Seit Mitte des Monats werden die deutschen Buchläden vermutlich verstärkt von Eltern pubertierender Kinder frequentiert. In der wohl letzten Hoffnung, die Sprachbarriere zwischen den Generationen einreißen zu können, wird man nach dem so eben gemeinsam von DUDEN-Verlag und dem Hamburger Trendbüro veröffentlichten „Wörterbuch der Szenesprache“ greifen. Nun gut, dass war jetzt ein wenig melodramatisch. Schließlich ist der mit gerade einmal 207 Seiten wohl dünnste DUDEN aller Zeiten nicht einzig ein Wörterbuch der Jugendsprache. Neben dem Wortgebrauch derer, die einmal unsere Rente sichern sollen, findet sich im „Wörterbuch der Szenesprache“, so wie es eigentlich der Titel vermuten lässt, auch das Wortgut der so genannten Trendsetter. Gegliedert ist das Werk in die sechs Bereiche Computertechnologie und Netzwerkkultur, Lifestyle, Partykultur, Schule, Uni und Job sowie Medien und Popkultur.
Die Entstehungsgeschichte des Wörterbuches ist dabei recht genial. Man muss davon ausgehen, dass die so genannten Soziolekte mitunter eine stark abgrenzende Funktion haben.
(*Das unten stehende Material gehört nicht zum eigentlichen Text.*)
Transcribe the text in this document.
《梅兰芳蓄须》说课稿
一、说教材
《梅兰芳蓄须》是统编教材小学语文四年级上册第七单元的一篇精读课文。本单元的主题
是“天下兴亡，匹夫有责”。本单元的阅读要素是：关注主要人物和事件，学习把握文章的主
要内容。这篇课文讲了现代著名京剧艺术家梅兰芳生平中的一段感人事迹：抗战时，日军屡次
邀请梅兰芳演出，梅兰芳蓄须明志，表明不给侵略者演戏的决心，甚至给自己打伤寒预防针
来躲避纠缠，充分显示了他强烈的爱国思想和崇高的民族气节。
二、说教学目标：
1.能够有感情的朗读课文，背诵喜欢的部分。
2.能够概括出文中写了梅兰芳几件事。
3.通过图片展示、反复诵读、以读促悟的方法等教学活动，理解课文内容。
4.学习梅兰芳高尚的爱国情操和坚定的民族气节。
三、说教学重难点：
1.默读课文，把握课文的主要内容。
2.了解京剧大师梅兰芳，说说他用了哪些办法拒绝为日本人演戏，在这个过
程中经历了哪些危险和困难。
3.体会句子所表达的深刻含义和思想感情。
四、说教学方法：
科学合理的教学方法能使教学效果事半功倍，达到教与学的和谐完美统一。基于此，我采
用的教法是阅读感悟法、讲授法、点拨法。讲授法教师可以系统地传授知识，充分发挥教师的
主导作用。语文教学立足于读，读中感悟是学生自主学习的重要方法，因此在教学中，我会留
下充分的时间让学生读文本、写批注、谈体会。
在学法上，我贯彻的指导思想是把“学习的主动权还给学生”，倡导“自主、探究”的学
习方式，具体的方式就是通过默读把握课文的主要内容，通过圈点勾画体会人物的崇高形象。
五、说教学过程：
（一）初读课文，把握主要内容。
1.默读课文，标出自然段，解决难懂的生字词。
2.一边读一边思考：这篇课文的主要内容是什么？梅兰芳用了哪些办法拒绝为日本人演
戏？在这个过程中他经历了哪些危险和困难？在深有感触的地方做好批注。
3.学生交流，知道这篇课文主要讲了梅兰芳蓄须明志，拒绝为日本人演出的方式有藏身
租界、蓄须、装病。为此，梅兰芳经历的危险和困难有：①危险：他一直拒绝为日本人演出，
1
Gerade Jugendsprache hat zum Ziel, sich von der Sprachwelt der Elterngeneration zu unterscheiden. Ein Wörterbuch, welches sich zum Ziel setzt, Jugendsprache aktuell widerzuspiegeln, ist praktisch zum scheitern verurteilt, da es keine kanonisierte Jugendsprache geben kann, sprich, in dem Moment wo Jugendsprache verschriftlicht wird, nimmt man ihr die abgrenzende Funktion. Und Sprache ist zu lebendig, die Jugend zu kreativ, als dass es nicht immer wieder zu neuen Wortschöpfungen kommen würde. Es wäre folglich ein wenig von Erfolg gekröntes Unterfangen, wenn die Redakteure des ehrwürdigen DUDENs sich innerhalb der typischen Aktionsräumen der Jugend auf die Suche nach der Szenesprache gemacht hätten. Das Hamburger Trendbüro und der DUDEN-Verlag sind tatsächlich einen ganz anderen Weg gegangen. Sie haben im Vorfeld ein Projekt im Internet gestartet. Auf www.szenesprachenwiki.de wurden die Mitglieder der Sprachgemeinschaft dazu aufgefordert, die eigenen Wortentdeckungen weiterzugeben und so das Buch aktiv mitzugestalten. Mit anderen Worten sind bei der Entwicklung des Wörterbuches nicht wenige Redakteure auf die Suche gegangen, sondern viele eben auch junge Sprachnutzer haben aktiv an der Entstehung des Wörterbuches teilgenommen. Natürlich hat, wie so oft, auch in diesem Fall eine Elite aus den zahlreichen Vorschlägen ausgewählt. Interessanterweise war es letztlich die Suchmaschine Google, die zur letzten Entscheidungsinstanz wurde. Die Sprachwächter gingen nämlich davon aus, dass ein Wort, wenn es öfters bei Google erscheint, mehr als nur „eine Spaßkonstruktion“ sei. Inwieweit das repräsentativ ist, sei einmal dahin gestellt, aber eine bessere Methode drängt sich nun auch nicht zwingend auf. So macht es durchaus Sinn, sich eben da umzuschauen, wo die sich Jugend am häufigsten sprachlich greifen lässt und Trends der genannten Bereiche als Erstes öffentliche Aufmerksamkeit erhalten – dem Internet.
Ja, und nun steht die Erzeugerfraktion vor Hugendubel & Co Schlange, in der Hoffnung, das ihnen unverständliche Vokabular ihrer unmittelbaren Nachfahren aufdröseln zu können. Wird nicht passieren. Noch bevor man das Buch durchgelesen hat, ist es wahrscheinlich längst schon wieder Schnee von gestern. Wer sich aber für die Kreativität und die Entwicklung innerhalb unserer Sprache interessiert, für den stellt das „Wörterbuch der Szenesprache“ eine interessante Sammlung von interessanten Neologismen dar. Und ein Blick auf www.szenesprachenwiki.de lohnt sich auf jeden Fall.